Version-Release number of selected component (if applicable):
Satellite 6.2

How reproducible:
Always

Steps to Reproduce:
1.Register any RHSM compatible system to the portal.
2.Now, use bootstrap script to migrate it over Satellite 6.

Actual results:
Unable to verify server's identity: [SSL: TLSV1_ALERT_UNKNOWN_CA] tlsv1 alert unknown ca (_ssl.c:579)
Unregistering from: satellite62.example.com:443/rhsm


Expected results:
System should get registered to satellite6 without any issues.

Additional info:
This issue occurs because bootstrap script is unable to unregister system from a previously registered parent. i.e RHSM.
The reason why it is unable to unregister system is, we are changing rhsm.conf entries with 'katello-ca-consumer-latest.noarch.rpm' prior to unregistering the system.
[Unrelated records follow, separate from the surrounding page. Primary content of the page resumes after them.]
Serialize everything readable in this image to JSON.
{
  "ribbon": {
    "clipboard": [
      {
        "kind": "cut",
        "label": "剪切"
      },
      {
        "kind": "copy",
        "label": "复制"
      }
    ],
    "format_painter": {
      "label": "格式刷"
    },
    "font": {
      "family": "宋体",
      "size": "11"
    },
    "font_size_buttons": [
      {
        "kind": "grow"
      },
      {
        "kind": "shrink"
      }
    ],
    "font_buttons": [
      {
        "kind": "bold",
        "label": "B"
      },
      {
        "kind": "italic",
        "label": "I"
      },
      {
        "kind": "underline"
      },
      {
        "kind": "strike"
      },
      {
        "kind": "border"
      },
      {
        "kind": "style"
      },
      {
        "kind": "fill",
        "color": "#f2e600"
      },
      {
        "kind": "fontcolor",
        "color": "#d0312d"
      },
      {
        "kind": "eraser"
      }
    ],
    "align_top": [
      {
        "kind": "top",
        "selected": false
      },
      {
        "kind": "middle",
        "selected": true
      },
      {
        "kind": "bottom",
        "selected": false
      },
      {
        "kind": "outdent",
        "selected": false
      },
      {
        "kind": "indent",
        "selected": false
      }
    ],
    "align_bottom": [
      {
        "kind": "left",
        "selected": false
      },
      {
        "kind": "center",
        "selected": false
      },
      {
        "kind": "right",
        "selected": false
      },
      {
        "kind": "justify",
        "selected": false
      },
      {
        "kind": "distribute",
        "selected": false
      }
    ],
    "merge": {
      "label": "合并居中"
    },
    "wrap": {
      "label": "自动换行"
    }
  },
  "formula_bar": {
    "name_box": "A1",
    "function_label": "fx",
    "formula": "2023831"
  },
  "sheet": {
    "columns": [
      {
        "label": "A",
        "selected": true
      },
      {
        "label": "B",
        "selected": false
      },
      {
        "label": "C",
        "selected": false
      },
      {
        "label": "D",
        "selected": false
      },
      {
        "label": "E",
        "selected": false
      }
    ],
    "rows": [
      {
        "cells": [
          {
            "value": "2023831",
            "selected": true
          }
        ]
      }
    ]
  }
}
Comment 2 Rich Jerrido 2018-04-25 08:23:10 UTC
Migration from RHSM or SAM was not supported in katello-client-bootstrap-1.3.0, which is included with Satellite 6.2. 

This capability was fixed as part of https://bugzilla.redhat.com/show_bug.cgi?id=1478769, and is included in katello-client-bootstrap-1.5.1, which is included in 6.3 (or newer). 

We will not be backporting a newer version of the bootstrap script to Satellite 6.2.